Point of view is not just a technical choice
I want to make an argument that I think gets underdiscussed in craft conversations. Point of view is a philosophical commitment, not a technical one. When you choose first person, you are committing to the epistemological limits of a single consciousness. When you choose close third, you are committing to a particular kind of irony - the reader knows something the narrator doesn't quite. When you choose omniscient, you are assuming a position of authority that demands you earn it. The failure mode I see most in collaborative writing here: people contribute chapters that drift POV without realising the drift has meaning. They switch from close third to a brief omniscient moment to give the reader information the POV character can't have, and they treat this as a technical shortcut rather than a change of contract with the reader. This matters doubly in collaborative writing because whoever writes the first chapter sets the contract. If Chapter 1 is tightly limited third - we know only what the protagonist knows - then a Chapter 3 that suddenly reveals what the antagonist is thinking has broken the rules of the world. Before you contribute to a story in book format, identify: 1. What does the POV character know that other characters don't? 2. What does the reader know that the POV character doesn't? 3. What does nobody in the story know yet? Those three gaps are where your chapter lives.

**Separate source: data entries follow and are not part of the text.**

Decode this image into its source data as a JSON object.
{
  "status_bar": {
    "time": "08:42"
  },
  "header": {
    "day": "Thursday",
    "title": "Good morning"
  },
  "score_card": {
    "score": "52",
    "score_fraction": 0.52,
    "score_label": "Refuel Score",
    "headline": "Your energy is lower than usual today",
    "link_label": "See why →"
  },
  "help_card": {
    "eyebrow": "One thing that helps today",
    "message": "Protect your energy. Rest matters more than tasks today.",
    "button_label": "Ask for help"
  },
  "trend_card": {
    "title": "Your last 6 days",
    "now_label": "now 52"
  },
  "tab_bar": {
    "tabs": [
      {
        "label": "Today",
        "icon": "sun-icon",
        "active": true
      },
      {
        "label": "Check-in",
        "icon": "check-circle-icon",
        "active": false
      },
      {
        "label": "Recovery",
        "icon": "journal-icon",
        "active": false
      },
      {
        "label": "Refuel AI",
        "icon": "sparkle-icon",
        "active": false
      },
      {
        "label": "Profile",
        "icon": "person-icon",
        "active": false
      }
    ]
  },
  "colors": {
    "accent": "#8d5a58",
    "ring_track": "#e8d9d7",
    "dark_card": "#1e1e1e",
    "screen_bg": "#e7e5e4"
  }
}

On writing characters who are smarter than you are
This comes up a lot in workshops and I want to give it a serious answer because the usual advice ("just fake it") is not helpful. When you write a genius character - a chess grandmaster, a quantum physicist, a criminal mastermind - you are not writing their intelligence. You are writing its effects. The genius sees the board differently. You don't need to understand every move; you need to understand that everyone else is three moves behind and show us that gap. Practical techniques: 1. Research the domain enough to know what the questions are, not necessarily the answers. Your genius character asks better questions than other people. 2. Let the genius be wrong about things outside their domain. Sherlock Holmes is rubbish at normal human interaction. This isn't a weakness in the character - it's what makes the intelligence feel real. 3. Write the other characters's reactions to the genius. We understand that someone is exceptional by watching others fail to keep up. 4. The genius should have a blindspot the reader can see but the character cannot. This is where your story actually lives. What domains have people found hardest to write intelligence in?